We tested the hypothesis that occlusion of the superior mesenteric artery induces late preconditioning against myocardial infarction and examined the effects of pharmacological modifiers of inducible nitric oxide synthase activity on the late preconditioning in anesthetized rats.

Rats underwent an intestinal ischemia preconditioning protocol (30 min occlusion of the superior mesenteric artery) or were sham-operated. They were subjected to a sustained 30 min of coronary occlusion and 180 min of reperfusion 24 h later.

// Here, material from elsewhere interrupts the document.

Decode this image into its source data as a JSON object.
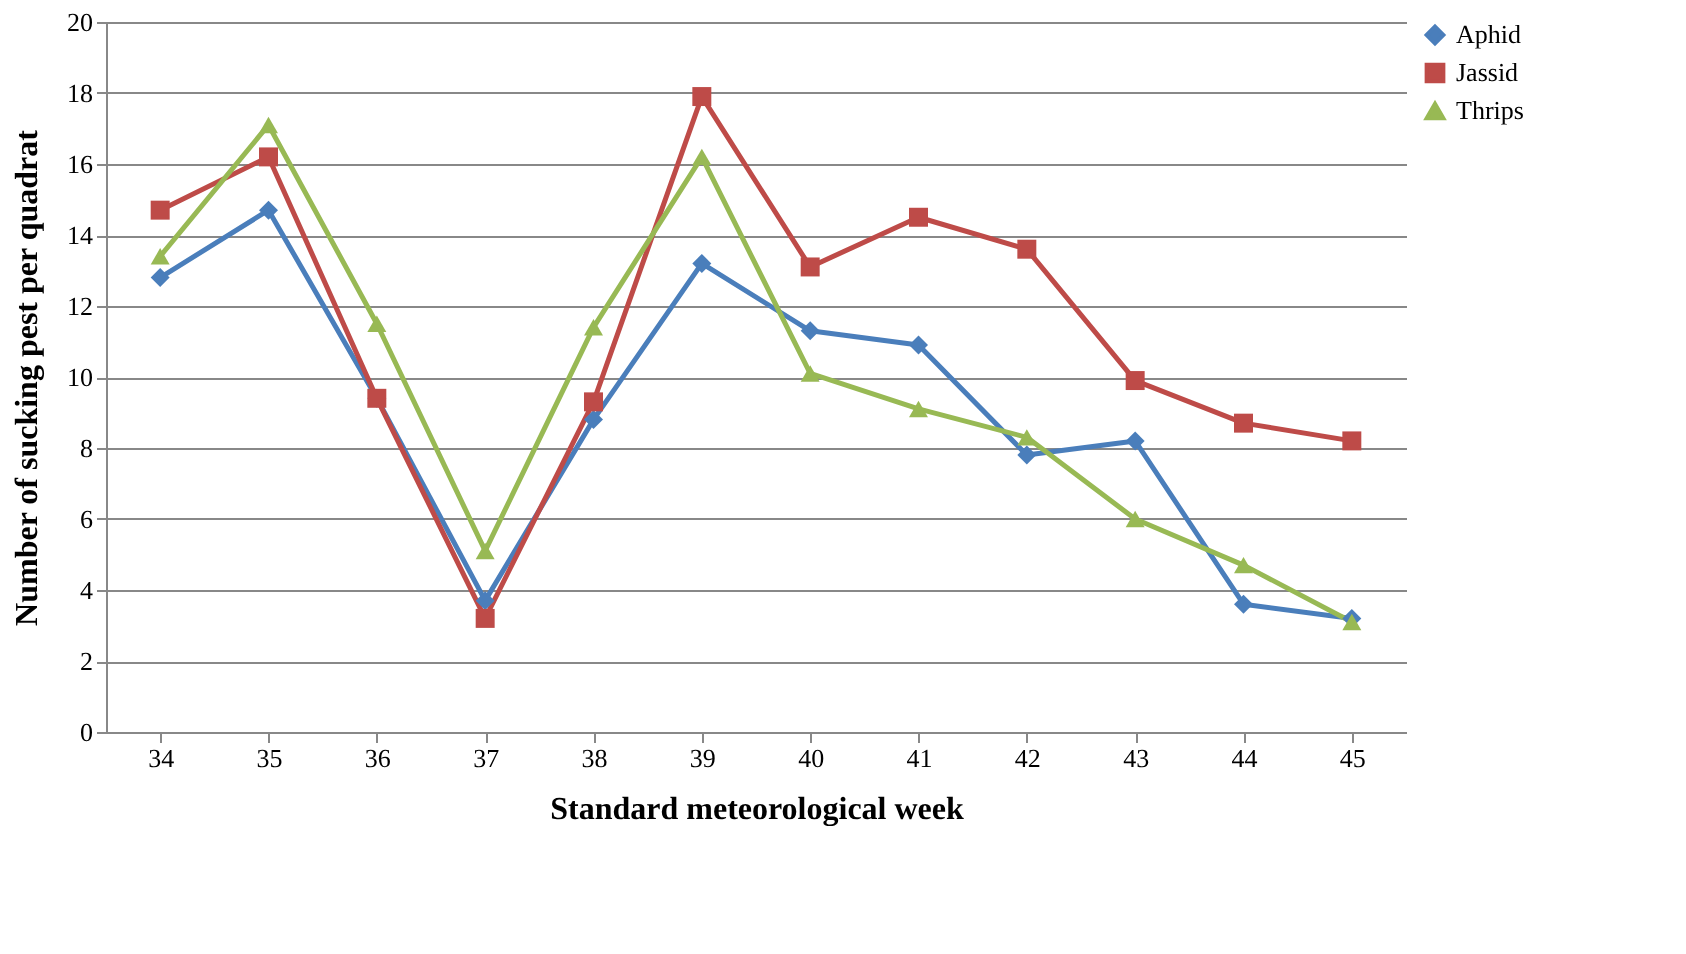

In rats receiving no pharmacological intervention, the percentage of myocardial infarct within the area at risk and left ventricle was 72+/-4% and 31+/-2%, respectively, in sham-operated rats, and these were significantly reduced to 44+/-4% and 23+/-2% (P<0.01) 24 h after intestinal ischemia preconditioning. Myeloperoxidase activity was significantly reduced by intestinal ischemia preconditioning. Administration of aminoguanidine (300 mg/kg, s.c.) or S-methylisothiourea sulfate (3 mg/kg, i.v.), both relative inducible NO synthase inhibitors, 60 or 30 min before sustained myocardial ischemia not only abolished the late preconditioning afforded by intestinal ischemia, but also inhibited the ability of intestinal ischemia preconditioning to significantly reduce neutrophil infiltration. A change in inducible NO synthase activity was not observed in normal myocardium 24 h after intestinal ischemia, but 30 min of coronary occlusion significantly increased the inducible NO synthase activity in the preconditioned group, which was abolished by aminoguanidine or S-methylisothiourea sulfate.

These data provide pharmacological evidence that induction of inducible nitric oxide synthase, following intestinal ischemia, is associated with increased myocardial tolerance to infarction 24 h later.